This article is from the alt.usage.english FAQ, by Mark Israel firstname.lastname@example.org with numerous contributions by others.
These phrases mean "exact likeness". "Spitting image" is first
recorded in 1901; "spit and image" is a bit older (from the late
19th century), which seems to refute the explanation "splitting
image" (two split halves of the same tree). An older British
expression is "He's the very spit of his father", which Eric
Partridge, in his "Dictionary of Slang and Unconventional English"

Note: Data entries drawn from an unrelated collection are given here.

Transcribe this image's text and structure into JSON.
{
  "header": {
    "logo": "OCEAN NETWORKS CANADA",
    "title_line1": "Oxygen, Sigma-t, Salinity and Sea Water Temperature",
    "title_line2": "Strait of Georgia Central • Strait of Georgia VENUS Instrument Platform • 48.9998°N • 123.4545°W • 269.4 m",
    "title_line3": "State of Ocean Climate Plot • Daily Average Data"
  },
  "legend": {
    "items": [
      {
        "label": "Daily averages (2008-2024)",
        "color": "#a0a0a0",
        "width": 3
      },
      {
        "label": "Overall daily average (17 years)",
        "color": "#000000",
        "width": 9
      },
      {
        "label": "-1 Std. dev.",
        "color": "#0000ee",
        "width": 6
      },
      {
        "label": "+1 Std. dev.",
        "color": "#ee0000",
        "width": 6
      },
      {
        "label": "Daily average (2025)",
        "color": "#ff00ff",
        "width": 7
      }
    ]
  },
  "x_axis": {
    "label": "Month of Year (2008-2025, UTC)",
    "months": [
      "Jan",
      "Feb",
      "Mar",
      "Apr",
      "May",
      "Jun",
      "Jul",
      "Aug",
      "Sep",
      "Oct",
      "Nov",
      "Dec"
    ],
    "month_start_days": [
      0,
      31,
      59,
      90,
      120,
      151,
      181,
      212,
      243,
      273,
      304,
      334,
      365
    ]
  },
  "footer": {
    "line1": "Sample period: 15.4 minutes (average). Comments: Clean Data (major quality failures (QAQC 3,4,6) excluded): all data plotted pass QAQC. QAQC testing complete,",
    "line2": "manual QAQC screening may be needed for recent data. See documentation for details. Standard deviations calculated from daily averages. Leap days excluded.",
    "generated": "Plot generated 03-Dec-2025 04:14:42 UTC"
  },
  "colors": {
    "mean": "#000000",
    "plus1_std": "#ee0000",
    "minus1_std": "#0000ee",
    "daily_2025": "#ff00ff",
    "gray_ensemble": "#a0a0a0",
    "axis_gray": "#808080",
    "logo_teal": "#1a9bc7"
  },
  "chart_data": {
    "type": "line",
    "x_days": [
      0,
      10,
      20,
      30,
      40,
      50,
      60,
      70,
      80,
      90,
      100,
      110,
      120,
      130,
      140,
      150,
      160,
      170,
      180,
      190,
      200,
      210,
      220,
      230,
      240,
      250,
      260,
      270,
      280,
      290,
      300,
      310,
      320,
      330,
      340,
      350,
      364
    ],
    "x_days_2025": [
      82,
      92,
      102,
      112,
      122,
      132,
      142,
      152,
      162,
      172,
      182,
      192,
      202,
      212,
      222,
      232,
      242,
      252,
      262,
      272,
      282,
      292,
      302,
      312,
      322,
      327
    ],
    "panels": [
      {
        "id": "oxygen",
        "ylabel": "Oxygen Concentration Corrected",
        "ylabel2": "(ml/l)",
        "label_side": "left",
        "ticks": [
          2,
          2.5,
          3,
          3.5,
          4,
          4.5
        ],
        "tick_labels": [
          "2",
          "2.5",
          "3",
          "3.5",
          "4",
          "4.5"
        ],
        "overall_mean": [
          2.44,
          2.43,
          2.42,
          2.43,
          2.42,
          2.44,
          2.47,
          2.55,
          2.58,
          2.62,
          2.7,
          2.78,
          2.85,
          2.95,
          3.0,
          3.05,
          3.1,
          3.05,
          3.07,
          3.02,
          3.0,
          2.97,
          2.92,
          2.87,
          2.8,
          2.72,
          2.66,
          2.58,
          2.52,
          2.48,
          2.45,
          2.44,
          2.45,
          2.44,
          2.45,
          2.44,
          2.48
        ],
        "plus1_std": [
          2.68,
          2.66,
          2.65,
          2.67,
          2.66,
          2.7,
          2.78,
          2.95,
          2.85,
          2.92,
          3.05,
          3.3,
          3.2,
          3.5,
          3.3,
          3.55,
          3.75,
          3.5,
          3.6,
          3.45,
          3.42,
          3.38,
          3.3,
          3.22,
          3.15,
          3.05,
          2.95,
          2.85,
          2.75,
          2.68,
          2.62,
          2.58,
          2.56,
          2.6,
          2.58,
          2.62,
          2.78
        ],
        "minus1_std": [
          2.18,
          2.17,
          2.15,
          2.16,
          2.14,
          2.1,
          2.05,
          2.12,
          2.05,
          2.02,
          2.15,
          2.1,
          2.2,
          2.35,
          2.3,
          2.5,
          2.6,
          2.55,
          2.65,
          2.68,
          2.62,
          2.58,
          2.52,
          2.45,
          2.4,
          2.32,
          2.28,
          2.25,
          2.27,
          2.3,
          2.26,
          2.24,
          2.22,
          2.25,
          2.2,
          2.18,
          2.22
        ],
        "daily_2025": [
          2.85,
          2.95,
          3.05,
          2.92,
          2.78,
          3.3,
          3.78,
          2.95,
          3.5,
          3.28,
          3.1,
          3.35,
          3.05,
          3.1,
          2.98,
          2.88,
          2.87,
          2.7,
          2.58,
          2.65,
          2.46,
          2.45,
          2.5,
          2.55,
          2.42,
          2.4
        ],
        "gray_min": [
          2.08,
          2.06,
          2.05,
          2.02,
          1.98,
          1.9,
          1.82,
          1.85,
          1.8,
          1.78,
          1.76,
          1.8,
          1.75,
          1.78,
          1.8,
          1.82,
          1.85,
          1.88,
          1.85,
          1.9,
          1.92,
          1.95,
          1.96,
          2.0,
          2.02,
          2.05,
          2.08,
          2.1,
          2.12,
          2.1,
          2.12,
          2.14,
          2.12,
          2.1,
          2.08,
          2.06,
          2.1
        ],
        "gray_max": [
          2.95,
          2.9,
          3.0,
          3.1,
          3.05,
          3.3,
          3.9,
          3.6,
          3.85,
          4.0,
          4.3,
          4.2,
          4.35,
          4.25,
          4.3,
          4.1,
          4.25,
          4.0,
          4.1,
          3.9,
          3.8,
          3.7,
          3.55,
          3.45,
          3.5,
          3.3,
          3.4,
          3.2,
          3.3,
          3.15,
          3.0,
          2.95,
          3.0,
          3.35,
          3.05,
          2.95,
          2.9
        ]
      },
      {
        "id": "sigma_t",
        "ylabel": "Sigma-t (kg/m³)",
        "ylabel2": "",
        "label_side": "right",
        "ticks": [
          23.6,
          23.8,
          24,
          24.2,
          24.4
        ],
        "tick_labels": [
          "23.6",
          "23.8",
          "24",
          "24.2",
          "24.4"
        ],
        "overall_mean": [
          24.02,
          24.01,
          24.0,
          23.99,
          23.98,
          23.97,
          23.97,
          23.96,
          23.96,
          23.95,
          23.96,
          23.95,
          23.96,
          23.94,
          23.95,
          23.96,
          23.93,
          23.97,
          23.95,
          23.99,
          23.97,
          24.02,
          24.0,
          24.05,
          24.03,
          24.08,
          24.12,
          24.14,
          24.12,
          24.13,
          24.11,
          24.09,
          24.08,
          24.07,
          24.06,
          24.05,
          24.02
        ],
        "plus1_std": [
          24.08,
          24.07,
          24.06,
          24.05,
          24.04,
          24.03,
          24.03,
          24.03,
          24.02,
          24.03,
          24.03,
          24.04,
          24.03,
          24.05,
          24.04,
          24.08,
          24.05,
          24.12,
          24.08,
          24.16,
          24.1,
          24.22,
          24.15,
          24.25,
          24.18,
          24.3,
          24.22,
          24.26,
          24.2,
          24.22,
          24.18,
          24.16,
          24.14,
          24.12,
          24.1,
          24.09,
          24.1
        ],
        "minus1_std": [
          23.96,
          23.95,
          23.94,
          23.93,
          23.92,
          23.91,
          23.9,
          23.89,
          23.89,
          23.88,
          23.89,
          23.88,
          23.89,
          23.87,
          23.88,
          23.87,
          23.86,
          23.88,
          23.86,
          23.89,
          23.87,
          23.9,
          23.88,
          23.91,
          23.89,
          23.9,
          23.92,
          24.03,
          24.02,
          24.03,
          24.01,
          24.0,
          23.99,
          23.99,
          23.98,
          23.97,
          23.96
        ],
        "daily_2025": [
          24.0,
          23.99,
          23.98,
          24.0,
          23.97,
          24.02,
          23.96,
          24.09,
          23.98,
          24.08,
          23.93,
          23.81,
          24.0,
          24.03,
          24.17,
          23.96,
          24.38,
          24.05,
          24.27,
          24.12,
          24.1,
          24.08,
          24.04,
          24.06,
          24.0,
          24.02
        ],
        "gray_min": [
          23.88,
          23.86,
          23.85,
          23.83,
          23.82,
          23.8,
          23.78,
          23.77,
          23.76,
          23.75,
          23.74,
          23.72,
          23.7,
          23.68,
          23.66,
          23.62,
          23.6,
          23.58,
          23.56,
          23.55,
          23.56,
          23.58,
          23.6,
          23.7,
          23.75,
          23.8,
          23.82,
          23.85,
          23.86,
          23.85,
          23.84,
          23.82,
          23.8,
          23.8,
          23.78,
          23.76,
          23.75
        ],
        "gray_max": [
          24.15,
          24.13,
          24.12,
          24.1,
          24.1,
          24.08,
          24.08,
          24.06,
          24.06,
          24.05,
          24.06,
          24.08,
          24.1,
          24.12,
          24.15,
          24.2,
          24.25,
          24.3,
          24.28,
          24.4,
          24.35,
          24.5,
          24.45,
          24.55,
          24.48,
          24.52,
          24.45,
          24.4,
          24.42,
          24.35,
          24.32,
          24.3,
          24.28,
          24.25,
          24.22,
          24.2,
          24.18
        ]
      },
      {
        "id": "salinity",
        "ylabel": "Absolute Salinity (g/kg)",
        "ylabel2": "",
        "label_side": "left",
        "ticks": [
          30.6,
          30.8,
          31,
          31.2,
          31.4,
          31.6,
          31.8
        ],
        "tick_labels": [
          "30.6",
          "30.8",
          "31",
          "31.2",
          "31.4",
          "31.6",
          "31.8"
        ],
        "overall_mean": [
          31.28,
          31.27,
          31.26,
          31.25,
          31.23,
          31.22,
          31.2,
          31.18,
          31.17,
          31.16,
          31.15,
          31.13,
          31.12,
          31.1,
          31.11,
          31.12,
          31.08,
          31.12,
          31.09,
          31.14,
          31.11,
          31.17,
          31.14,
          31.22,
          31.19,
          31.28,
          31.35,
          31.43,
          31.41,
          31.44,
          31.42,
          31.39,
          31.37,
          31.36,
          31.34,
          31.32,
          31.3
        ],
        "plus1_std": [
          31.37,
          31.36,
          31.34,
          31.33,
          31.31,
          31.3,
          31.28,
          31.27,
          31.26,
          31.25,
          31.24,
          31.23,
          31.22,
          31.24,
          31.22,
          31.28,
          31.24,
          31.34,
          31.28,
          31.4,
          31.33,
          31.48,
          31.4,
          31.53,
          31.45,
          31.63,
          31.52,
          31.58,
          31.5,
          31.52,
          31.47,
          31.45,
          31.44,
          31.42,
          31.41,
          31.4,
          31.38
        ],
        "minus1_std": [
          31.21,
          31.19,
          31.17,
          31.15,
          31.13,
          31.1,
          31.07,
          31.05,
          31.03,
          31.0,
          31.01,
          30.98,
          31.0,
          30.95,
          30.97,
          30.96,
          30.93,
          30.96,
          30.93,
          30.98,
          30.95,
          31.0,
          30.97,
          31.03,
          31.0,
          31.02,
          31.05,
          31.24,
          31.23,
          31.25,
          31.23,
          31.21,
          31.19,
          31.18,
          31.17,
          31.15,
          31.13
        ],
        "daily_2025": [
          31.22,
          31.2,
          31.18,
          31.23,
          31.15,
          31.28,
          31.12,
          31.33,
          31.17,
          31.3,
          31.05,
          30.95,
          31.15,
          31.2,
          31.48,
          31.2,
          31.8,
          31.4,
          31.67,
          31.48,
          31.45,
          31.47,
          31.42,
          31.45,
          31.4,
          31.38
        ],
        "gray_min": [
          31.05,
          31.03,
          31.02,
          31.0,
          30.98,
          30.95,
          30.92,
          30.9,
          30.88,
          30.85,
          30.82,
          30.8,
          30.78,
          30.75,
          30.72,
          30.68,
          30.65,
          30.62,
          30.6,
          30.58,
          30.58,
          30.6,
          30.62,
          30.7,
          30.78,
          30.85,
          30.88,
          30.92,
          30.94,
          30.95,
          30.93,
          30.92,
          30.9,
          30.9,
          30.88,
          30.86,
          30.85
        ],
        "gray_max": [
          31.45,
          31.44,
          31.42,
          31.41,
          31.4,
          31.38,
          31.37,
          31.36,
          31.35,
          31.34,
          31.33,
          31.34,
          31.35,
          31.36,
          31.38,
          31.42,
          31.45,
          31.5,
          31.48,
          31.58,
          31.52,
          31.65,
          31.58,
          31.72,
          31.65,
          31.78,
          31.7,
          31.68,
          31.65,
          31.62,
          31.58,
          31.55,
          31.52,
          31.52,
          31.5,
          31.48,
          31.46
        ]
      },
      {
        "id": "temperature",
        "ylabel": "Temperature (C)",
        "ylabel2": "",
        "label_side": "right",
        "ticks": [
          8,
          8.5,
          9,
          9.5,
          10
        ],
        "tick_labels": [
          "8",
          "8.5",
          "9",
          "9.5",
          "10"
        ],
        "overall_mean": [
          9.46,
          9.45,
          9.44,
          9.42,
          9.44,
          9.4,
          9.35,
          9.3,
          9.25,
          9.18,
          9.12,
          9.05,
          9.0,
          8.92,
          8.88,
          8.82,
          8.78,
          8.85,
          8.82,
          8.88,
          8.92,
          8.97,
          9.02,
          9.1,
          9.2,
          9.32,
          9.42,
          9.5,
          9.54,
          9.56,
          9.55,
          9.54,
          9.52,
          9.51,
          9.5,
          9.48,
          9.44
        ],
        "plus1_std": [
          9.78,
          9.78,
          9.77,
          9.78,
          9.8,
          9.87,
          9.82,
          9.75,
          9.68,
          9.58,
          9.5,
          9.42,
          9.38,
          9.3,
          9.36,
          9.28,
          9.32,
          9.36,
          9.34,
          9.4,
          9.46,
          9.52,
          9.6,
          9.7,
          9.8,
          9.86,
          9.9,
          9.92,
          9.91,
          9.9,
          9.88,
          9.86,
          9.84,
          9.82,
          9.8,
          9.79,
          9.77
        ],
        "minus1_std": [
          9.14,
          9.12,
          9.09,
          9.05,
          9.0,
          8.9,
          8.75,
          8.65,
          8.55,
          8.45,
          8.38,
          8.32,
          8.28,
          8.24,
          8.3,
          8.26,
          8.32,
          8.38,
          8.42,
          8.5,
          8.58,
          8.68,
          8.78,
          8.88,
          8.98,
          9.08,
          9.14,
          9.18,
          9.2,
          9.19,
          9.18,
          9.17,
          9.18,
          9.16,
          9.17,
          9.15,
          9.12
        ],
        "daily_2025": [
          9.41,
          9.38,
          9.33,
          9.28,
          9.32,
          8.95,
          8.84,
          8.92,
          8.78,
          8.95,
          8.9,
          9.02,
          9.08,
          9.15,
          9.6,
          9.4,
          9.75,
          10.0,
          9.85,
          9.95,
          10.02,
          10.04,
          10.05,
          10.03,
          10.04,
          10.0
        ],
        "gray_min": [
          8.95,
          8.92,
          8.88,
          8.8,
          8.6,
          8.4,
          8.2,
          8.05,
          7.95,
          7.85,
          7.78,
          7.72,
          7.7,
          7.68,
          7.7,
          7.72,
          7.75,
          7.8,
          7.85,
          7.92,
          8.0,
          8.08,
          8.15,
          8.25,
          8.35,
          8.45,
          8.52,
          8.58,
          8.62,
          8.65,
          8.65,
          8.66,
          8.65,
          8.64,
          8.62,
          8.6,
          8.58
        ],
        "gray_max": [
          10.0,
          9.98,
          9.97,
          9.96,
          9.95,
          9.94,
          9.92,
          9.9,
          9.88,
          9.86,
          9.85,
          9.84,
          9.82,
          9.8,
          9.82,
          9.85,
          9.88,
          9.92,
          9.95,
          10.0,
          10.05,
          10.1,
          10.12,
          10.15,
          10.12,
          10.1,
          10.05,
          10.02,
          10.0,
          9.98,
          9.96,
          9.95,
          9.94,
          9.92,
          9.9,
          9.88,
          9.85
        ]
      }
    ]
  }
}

(Routledge, 1950) traces back to 1400: "He's ... as like these as
th'hads't spit him." Other languages have similar expressions;
e.g., the French say "C'est son pere tout crache" = "He is his
father completely spat." Alternative explanations are "so alike
that even the spit out of their mouths is the same"; "speaking
likeness"; and a corruption of "spirit".
"There's a sucker born every minute"
Those of P. T. Barnum's acquaintances who mentioned the
subject were unanimous in insisting that he never said this. The
closest thing to it that can be found in Barnum's writings is:
"I said that the people like to be humbugged when, as in my case,
there is no humbuggery except that which consists in throwing up
sky-rockets and issuing flaming bills and advertisements to attract
public attention to shows which all acknowledge are always clean,
moral, instructive, elevating, and give back to their patrons in
every case several times their money's worth" (the Bridgeport
Standard, 2 Oct. 1885).
Captain Alexander Williams, a New York City police inspector
at the time, attributed "There's a sucker born every minute, but
none of them ever die" to Joseph Bessimer, a notorious confidence
trickster of the early 1880s known to the police as "Paper Collar
Joe". See "P. T. Barnum: the Legend and the Man", by A. H. Saxon
(Columbia University Press, 1989).
"There is a Sucker Born Every Minute" is the title of one of
the songs in the 1980 Broadway musical "Barnum" by Jim Dale.